Analysis and visualization of the output data from complex simulation models gets increasing attention within modelling as well as within big data analysis communities. We invite you to join a thematic session and a complementary workshop on this topic (see the description below) to be held at the International Congress on Environmental Modelling and Software (iEMSs’2016) in Toulouse, France, on July 10-14, 2016. The deadline to submit an abstract is March 31, 2016.
The session aims to bring together modellers and data analysis specialists to exchange experiences and present their work on the analysis and visualization of output data from simulations, for example from agent-based models.
During the complementary workshop we will present a demo of a new tool for visualization, analysis, and workflow management for agent-based models of socio-ecological systems. The workshop will also further discuss the needs of the modelling community with respect to visualization, analysis of the simulations output data, and it workflow management. The ideal output of the workshop and session would be to write a position paper on the topic.
You are welcome to submit an abstract or a full paper (six to eight pages) by March 31, 2016 to both the session and the workshop. Please see the instructions for submission on the iEMSs 2016 website submission page.
Session B3:Methods for visualization and analysis of high-dimensional simulation model outputs
Organizers: Dawn Parker, Gary Polhill, Tatiana Filatova and Ju-Sung Lee
iEMSs 2016 website sessions page
Simulation models developed to analyze the dynamics of socio-ecological systems (SES) generally produce large quantities of output data, which represent sweeps across a large parameter space and multiple stochastic elements. This is especially true if decision-making of human actors and institutions is modelled in an adaptive and heterogeneous manner, as for example in agent-based models. Researchers are then tasked with the complex task of deriving hypotheses and drawing general conclusions through visualization and analysis of these output data. The development of appropriate and efficient visualization and statistical analysis methods to accomplish this task in social simulations, and consequently for much of SES modeling, remains in the adolescent stage, and communication between researchers across disciplines regarding novel approaches remains limited.
This session is designed as a follow-up to the 2014 IEMSS workshop “Analyzing and synthesizing results from complex socio-ecosystem models with high-dimensional input, parameter and output spaces” and the resulting synthesis paper (Lee et al, 2015, http://jasss.soc.surrey.ac.uk/18/4/4.html), which examined methods currently in use by the socio-ecosystem simulation modelling community.
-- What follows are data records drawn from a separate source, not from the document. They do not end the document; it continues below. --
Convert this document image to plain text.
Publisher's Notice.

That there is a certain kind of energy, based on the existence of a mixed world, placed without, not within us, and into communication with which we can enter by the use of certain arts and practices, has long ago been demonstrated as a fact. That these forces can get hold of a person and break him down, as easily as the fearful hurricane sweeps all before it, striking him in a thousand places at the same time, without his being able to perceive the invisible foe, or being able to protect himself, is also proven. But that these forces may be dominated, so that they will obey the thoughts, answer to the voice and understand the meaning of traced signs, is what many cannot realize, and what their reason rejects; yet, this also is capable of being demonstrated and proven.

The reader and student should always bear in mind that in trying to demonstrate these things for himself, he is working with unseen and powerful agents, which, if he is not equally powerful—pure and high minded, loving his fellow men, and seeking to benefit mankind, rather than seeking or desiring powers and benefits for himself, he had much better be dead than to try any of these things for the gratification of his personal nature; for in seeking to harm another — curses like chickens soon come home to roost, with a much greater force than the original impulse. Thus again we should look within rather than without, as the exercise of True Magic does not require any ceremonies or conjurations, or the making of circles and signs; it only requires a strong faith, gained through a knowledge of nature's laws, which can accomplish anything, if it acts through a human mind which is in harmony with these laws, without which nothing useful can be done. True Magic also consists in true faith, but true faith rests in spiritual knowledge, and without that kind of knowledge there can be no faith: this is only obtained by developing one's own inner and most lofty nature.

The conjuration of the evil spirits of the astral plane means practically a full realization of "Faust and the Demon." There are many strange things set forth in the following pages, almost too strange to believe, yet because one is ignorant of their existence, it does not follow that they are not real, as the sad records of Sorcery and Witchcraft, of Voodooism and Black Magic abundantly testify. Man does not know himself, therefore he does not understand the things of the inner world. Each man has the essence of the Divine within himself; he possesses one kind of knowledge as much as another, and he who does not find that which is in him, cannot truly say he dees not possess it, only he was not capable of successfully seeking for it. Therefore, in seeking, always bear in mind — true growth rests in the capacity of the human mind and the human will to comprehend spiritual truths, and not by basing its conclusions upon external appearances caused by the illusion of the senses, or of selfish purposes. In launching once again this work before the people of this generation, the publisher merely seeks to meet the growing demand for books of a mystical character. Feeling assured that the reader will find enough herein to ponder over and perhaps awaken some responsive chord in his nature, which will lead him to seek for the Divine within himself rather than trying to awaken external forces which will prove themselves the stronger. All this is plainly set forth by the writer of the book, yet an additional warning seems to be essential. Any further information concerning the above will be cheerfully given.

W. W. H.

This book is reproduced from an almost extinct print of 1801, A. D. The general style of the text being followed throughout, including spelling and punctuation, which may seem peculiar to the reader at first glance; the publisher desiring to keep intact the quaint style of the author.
The proposed session specifically targets application of novel visualization and analysis methods not historically used by this community, but potentially in use by other simulation modelling communities (e.g. ecological, engineering applications and social science). Presentations by simulation modellers from other communities are particularly welcomed. Potential topics may include but not be limited to linear and non-linear data dimension reduction strategies such as variants of multidimensional scaling (classical, non-metric, etc.), linear and non-linear principal component analysis, locally-linear embeddings, Isomap, self-organizing maps, various forms of clustering (e.g., stochastic neighbor embedding), kriging (for interpolation in the reduced or unreduced space), graph analytic analysis and visualizations, classification and regression trees, random forests, Bayesian networks, and Boolean modelling. We also welcome proposals using other novel metatmodelling, data visualization, and auralisation methods.
Workshop A4: The miracle prototype: A hands-on demo of a new tool for visualization, analysis, and workflow management for agent-based models of socioeconomic systems
Organizers: Dawn Parker, J. Gary Polhill
IEMSS 2016 website workshops page
This workshop follows up on the 2014 IEMSS workshop “Analyzing and synthesizing results from complex socio-ecosystem models with high-dimensional input, parameter and output spaces,” and a related ESSA metadata workshop, whose inputs contributed to the development of the Digging into Data MIRACLE software prototype, which will be demoed in the workshop. MIRACLE allows users to upload, analyze, and share output data from complex simulation models in a cloud-based community environment. Rather than uploading and executing code, output data, output analysis scripts, and model and provenance metadata are uploaded. Users (project participants, external researchers, or even students) can query data, examine existing visualizations and analyses, and run new queries using novel parameter combinations, sharing and commenting on queries. The tool is designed to facilitate efficient sharing of model output and analysis and thereby improve communication and reduce barriers to entry for modellers.